Il est loin le temps où il était simplement question de sauver une demoiselle en détresse. Prenez parmi les jeux les plus importants de ces dernières années, Gone Home, The Walking Dead, Bioshock Infinite ou encore The Last of Us : l’enjeu n’y est plus de sauver la fille comme on sauve le monde, de sorte qu’à la fin, l’autre ne se donne que comme un simple objet de récompense, mais au contraire, de construire un lien mis en perspective selon un regard et des possibilités d’interaction témoignant d’affects élémentaires mais pourtant essentiels. Plus de filles à sauver donc, mais qu’il faut plutôt comprendre dans un cheminement avec le joueur, comme le bambin de Murasaki Baby, produit par Sony pour la PS Vita et développé par les italiens d’Ovosonico. Signe que le territoire des sentiments qu’explore le jeu vidéo s’agrandit sans cesse, Murasaki Baby part ainsi du simple fait de se tenir la main, dans la lignée d’Ico, pour confronter in fine le joueur à l’art délicat d’être parent.
Entièrement tactile, Murasaki Baby propose de faire avancer un bébé à la recherche de sa mère, sans jamais faire éclater le ballon violet qu’il tient dans sa main (murasaki signifie violet en japonais). Sur sa route, ce sont divers obstacles et pièges qui l’attendent et qu’il faut déjouer en utilisant notamment le track pad arrière (intelligemment utilisé ici, ce qui est assez rare pour être souligné): le joueur peut en faisant glisser ses doigts changer l’arrière plan qui viendra différemment teinter l’humeur du bébé, mais surtout permettre une nouvelle utilisation tactile (faire apparaître la pluie pour éteindre un feu, le vent pour faire avancer un bateau, changer la gravité etc.). Au fil de ses niveaux, le jeu dessine alors un même impératif : savoir faire preuve d’attention et de délicatesse. Il s’agit de ne pas tirer l’enfant trop vite, bien le guider sous peine de le voir trébucher à la moindre brusquerie, manier avec précision et patience le ballon qu’il tient en main pour éviter qu’il le perde ou qu’il n’éclate, surveiller encore les autres bambins dans le jeu pour qu’ils ne volent pas le ballon de son personnage ou ne l’embêtent.

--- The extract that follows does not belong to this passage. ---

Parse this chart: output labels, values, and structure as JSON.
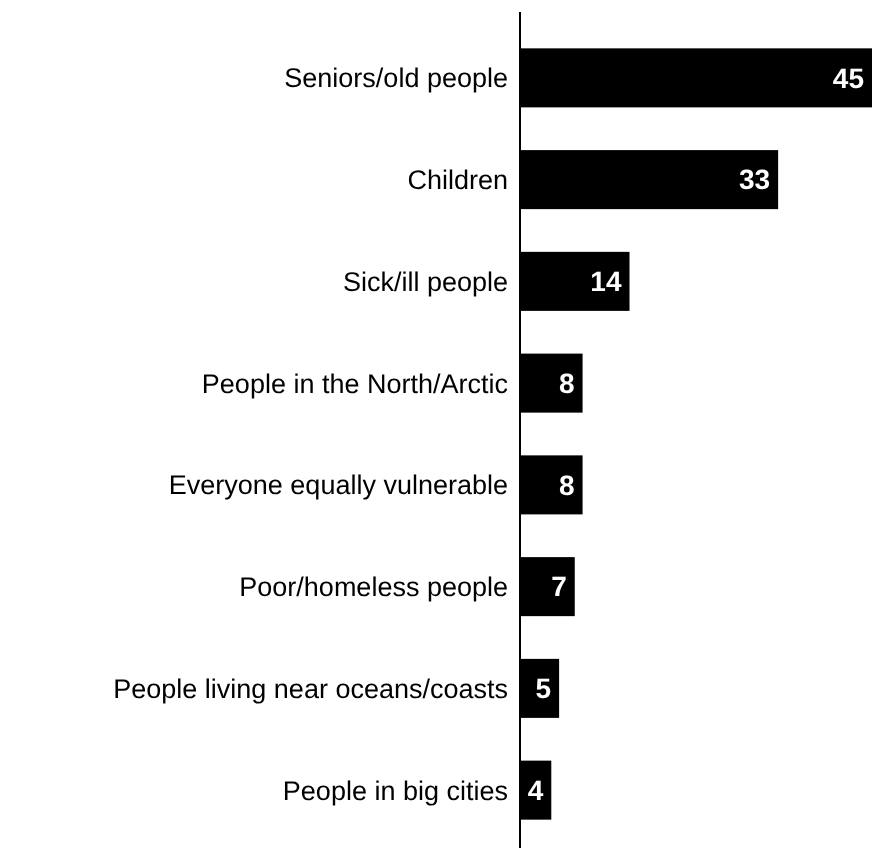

En réduisant au maximum la distance entre le joueur et le bambin (le jeu est ainsi débarrassé de tout élément d’interface, selon le principe de conception par soustraction cher à Ueda), Murasaki Baby amène ainsi le joueur à se concentrer sur le bébé et agir avec soin, mais aussi se rendre sensible à une multitude de détails et d’animations, vibrant dans les crayonnés du dessinateur Paride Bertolin, non sans rappeler les univers de Tim Burton et d’Edward Gorey. Fort d’une direction artistique impeccable, le jeu se repose cependant sans doute un peu trop dessus pour vraiment émouvoir, au point de manquer de difficulté et de complexité dans son level design pour éprouver avec plus d’intensité le lien avec le bébé. Reste néanmoins un beau plan final pour couronner l’aventure, accompagné par les accords doux amers d’une chanson d’Akira Yamaoka (compositeur de Silent Hill). Parvenu alors au seuil d’une porte entrouverte, le bébé au ballon violet s’arrête, regarde le joueur, et fini par briser ce quatrième mur que le joueur avait déjà franchi depuis longtemps.